But for now, I cleared out the accumulated messages and started on my sandwich. I’d picked up a copy of the Caerphilly Clarion while I was out and I opened it to - well, not my favorite section, but the section with which I’d grown most familiar: the real estate section.
Slim pickings as usual.
“Damn, and here I was going to see if I could whisk you away to the steak house for lunch.”
I looked up to see Jack in the doorway.
“Thanks,” I said. “But I’m trying to stick pretty close to the office except for really important things. Like going to visit any houses for sale or rent.”
“I’m house-hunting myself,” he said.
“Isn’t everyone?”
“Everyone at the Pines, anyway,” he said with a shudder. “Anything interesting?”
“Nothing Michael and I didn’t already see this weekend,” I said, handing him the paper.
“You didn’t like the ‘luxurious lakeside retreat’?”
“You mean the million-dollar starter castle on the handkerchief lot?” I said. “A little steep for our budget.”
“Especially since they’re asking two million for it,” Jack agreed. “The ‘dynamite fixer-upper’ was a holdover from last week, too. What’s wrong with it?”
“They had a serious house fire,” I said.
“Needs a whole lot of fixing up?”
“Needs bulldozing, if you ask me,” I said. “It’s a charred shell - no way you could ever make it habitable. You’d need to bulldoze the ruins, haul away the rubble, and build a new house.”
“You’re not interested in building?”
“Maybe, if we could find a reasonable lot,” I said. “We’re not interested in paying the cost of a house for a lot that would still need thousands of dollars of demolition work before we could even begin building.”
“Check,” he said. “Hey, this one’s new - ‘unique rambler in woodland setting’ - sounds promising.”

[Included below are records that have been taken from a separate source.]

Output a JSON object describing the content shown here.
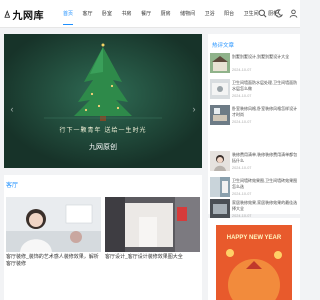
{
  "site": {
    "name": "九网库"
  },
  "nav": {
    "items": [
      "首页",
      "客厅",
      "卧室",
      "书房",
      "餐厅",
      "厨房",
      "储物间",
      "卫浴",
      "阳台",
      "卫生间",
      "厨柜"
    ]
  },
  "hero": {
    "tag": "推荐",
    "poem": "行下一颗青年 送给一生时光",
    "caption": "九网原创"
  },
  "section": {
    "title": "客厅",
    "cards": [
      {
        "title": "客厅装修_装饰的艺术感人装修效果，解析客厅装修"
      },
      {
        "title": "客厅设计_客厅设计装修效果图大全"
      }
    ]
  },
  "sidebar": {
    "title": "热评文章",
    "items": [
      {
        "text": "别墅别墅设计,别墅别墅设计大全",
        "date": "2024-10-07"
      },
      {
        "text": "卫生间墙面防水层处理,卫生间墙面防水层怎么做",
        "date": "2024-10-07"
      },
      {
        "text": "卧室装修风格,卧室装修风格怎样设计才时尚",
        "date": "2024-10-07"
      },
      {
        "text": "装修费用清单,装修装修费用清单都包括什么",
        "date": "2024-10-07"
      },
      {
        "text": "卫生间墙砖效果图,卫生间墙砖效果图怎么选",
        "date": "2024-10-07"
      },
      {
        "text": "家居装修效果,家居装修效果的最佳选择大全",
        "date": "2024-10-07"
      }
    ]
  },
  "ad": {
    "text": "HAPPY NEW YEAR"
  },
  "colors": {
    "accent": "#1e90ff",
    "hero_bg": "#1f4437",
    "ad_bg": "#e85a2c"
  }
}
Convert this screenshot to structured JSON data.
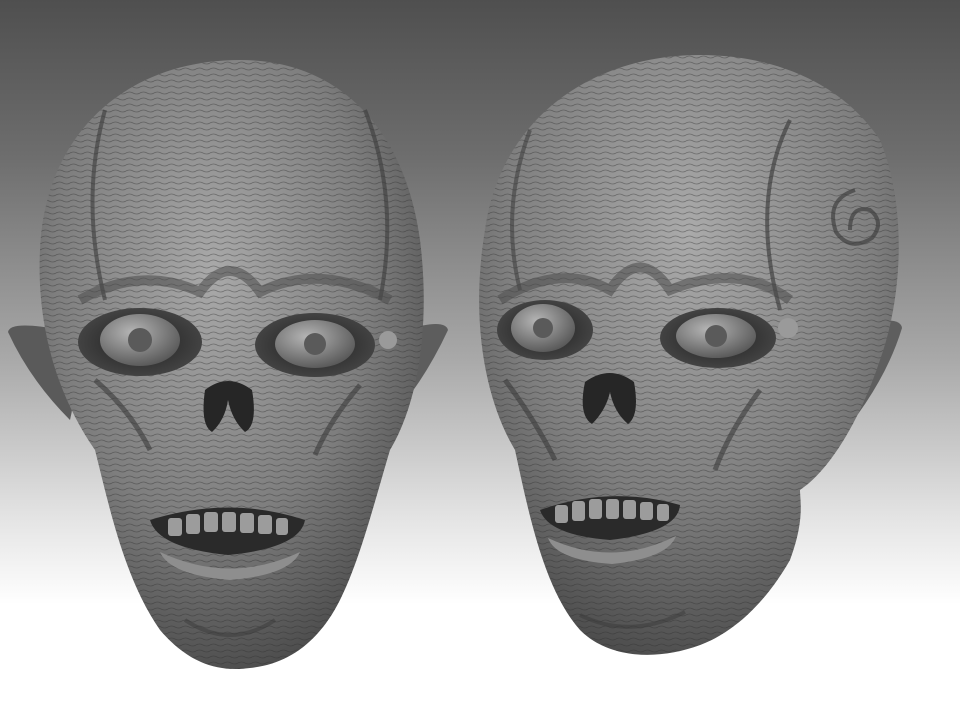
{
  "scene": {
    "subject": "two-sculpted-heads",
    "colors": {
      "background_top": "#4f4f4f",
      "background_bottom": "#ffffff",
      "clay_light": "#a7a7a7",
      "clay_mid": "#7d7d7d",
      "clay_dark": "#3e3e3e"
    }
  }
}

“Yeah, belongs to a friend of Michael’s,” I said with a sigh. “We got a chance to see it before it went on the market. Could have made an offer if we wanted to. Beautiful lot. Beautiful house. Just one problem.”
“Price too big?”
“House too small.”
“I don’t care how small it is, it has to be bigger than the motel room I’m sharing. See - three bedrooms.”
“Trust me, it’s too small. The owner’s only three and a half feet tall. He had it built to scale. Five-and-a-half-foot ceilings.”
“You’re kidding, right?”
I shook my head.
“So why’s he selling?”
“He got married. His wife’s almost my height; she’s tired of crouching.”
“Now I know you’re kidding,” he said. “Trying to keep everyone else from jumping on the place, right?”
“Go see for yourself.”
“I will. Mind if I borrow this to make a copy?”
“Keep it. Nothing I can use,” I said. “Listen, what do you know about Ted’s house?”
“I know he found someplace to rent outside town,” Jack said.
“You never saw it?”
“No - have you?”
“Yes,” I said. “I went over to see if I could find any work papers or files that the police hadn’t taken.”
“Was it a dive?” he asked. “I figure, as quickly as he found it, it must have been a real dive.”
“Not really,” I said. “Was there any talk about his finding a place to live? Resentment, jealousy?”
“Not that I remember,” he said. “Of course, I bet a lot of people probably thought what 1 did - that there must be something really wrong with it if he found it so quickly. He was only at the Pines maybe a month. Even when he was there, he didn’t really socialize much with the rest of us, so it’s not as if he invited people over for a housewarming party or anything. I don’t think most people even knew where he’d moved.”
“A couple of people did,” I said. “A couple of staffers showed up there while I was doing my search. I think they wanted to see if they could snag the place before someone else did.”
“You’re not really thinking that one of them killed Ted so they could get his house, are you?”
“Why not?” I asked. “I know at least three quarters of our staff are still living at the Pines or bunking with friends or maybe driving an hour or more to get to work. And here Ted snags a place in the country after a few weeks?”